The upstart megafirm’s initial spark was the merger of Baltimore-based Piper & Marbury and Chicago-based Rudnick & Wolfe, followed by mergers with Gray Cary Ware & Freidenrich, headquartered in Silicon Valley, and United Kingdom-based DLA. This merger mania transformed the firm, as Legal Times puts it, “from regional to nationwide to global in less than 10 years.”

Although it intends to be “the leading global business law firm,” according to Francis Burch Jr., DLA Piper’s joint CEO, it focuses on four primary practice areas—corporate, litigation, real estate and government affairs—rather than being a one-stop shop.

The firm clearly represents the bigger-is-better mentality embraced by many law firms striving to be more like the large corporations they represent.

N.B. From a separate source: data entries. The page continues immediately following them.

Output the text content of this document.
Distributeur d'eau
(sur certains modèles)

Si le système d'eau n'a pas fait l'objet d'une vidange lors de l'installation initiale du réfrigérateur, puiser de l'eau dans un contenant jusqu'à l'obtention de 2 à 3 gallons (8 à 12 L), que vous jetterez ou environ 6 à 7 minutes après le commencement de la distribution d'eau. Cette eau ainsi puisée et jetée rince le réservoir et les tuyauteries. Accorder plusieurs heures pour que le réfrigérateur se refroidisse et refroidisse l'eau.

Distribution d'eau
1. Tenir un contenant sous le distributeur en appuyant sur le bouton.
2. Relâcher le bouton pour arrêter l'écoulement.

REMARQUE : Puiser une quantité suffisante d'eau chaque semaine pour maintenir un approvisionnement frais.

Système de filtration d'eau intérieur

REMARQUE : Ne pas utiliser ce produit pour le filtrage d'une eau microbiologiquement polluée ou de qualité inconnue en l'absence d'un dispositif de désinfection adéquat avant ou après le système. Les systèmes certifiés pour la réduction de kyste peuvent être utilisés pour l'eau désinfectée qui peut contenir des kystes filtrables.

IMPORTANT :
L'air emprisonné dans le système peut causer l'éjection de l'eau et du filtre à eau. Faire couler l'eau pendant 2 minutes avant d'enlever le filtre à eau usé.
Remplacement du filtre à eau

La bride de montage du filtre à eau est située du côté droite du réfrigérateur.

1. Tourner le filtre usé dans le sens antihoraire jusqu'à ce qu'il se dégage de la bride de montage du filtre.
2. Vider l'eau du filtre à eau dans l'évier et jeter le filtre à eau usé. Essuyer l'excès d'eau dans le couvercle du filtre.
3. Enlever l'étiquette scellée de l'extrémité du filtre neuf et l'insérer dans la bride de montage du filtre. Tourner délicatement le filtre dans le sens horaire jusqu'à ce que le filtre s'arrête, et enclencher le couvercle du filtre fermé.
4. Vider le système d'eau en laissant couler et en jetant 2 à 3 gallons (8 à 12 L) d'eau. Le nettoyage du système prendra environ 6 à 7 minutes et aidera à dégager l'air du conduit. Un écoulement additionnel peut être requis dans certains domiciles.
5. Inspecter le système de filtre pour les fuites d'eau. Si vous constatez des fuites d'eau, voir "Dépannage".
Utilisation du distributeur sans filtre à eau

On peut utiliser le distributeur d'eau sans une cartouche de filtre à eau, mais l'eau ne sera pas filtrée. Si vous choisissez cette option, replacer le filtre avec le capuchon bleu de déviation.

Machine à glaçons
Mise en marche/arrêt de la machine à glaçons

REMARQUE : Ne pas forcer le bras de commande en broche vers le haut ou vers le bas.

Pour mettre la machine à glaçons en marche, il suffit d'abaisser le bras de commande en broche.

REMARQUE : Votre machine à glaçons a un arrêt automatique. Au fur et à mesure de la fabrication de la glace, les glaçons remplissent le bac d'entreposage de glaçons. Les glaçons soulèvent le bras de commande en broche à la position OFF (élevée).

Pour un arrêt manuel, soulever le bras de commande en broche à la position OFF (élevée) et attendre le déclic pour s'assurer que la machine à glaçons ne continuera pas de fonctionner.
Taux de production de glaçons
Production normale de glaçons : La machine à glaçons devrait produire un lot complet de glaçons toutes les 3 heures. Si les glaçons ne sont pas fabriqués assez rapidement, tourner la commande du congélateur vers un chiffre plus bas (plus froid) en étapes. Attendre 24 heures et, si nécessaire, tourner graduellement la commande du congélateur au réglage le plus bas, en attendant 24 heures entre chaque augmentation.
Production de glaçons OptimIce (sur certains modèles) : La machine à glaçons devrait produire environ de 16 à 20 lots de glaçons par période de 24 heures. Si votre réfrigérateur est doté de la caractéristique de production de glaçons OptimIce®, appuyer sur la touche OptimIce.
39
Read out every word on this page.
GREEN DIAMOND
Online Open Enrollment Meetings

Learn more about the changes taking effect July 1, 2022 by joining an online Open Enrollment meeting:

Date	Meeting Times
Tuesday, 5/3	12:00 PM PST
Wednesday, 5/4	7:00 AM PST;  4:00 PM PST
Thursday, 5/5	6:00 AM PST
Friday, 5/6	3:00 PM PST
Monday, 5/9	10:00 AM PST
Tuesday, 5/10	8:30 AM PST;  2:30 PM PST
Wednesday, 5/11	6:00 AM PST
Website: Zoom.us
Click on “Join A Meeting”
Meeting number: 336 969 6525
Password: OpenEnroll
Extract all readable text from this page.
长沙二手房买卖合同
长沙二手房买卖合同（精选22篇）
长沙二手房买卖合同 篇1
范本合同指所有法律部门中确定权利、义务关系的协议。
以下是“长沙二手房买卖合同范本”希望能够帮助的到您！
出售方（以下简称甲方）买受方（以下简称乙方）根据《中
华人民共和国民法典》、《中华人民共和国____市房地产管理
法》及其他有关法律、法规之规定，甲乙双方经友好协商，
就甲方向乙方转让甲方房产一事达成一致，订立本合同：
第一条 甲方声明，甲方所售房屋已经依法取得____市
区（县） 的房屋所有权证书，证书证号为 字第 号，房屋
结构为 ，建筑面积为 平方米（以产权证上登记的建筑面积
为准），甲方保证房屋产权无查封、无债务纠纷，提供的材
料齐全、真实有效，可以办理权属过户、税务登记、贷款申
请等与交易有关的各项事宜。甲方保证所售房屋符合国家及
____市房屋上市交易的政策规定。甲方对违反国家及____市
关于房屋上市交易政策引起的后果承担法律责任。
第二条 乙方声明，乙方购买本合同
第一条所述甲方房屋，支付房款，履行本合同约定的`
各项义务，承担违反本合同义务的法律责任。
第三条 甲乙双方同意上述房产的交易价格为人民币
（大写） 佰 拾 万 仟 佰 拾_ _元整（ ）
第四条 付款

But it isn’t clear DLA Piper has a corner on the corporate legal market. As some partners join, others leave, Legal Times points out: “The rapid growth has also caused defections. Partners left because of client conflicts, higher billing rates and that intangible sense that the global megafirm was no longer the place they had joined.”

Meanwhile, Alston—routinely rated as one of the best law firms in America at which to work—is doing very well financially. And it’s also growing, notes James Hutchinson, the partner in charge of its New York office. “Like every other law firm,” he says, “we continue to think about where we should be geographically and how big we should be.”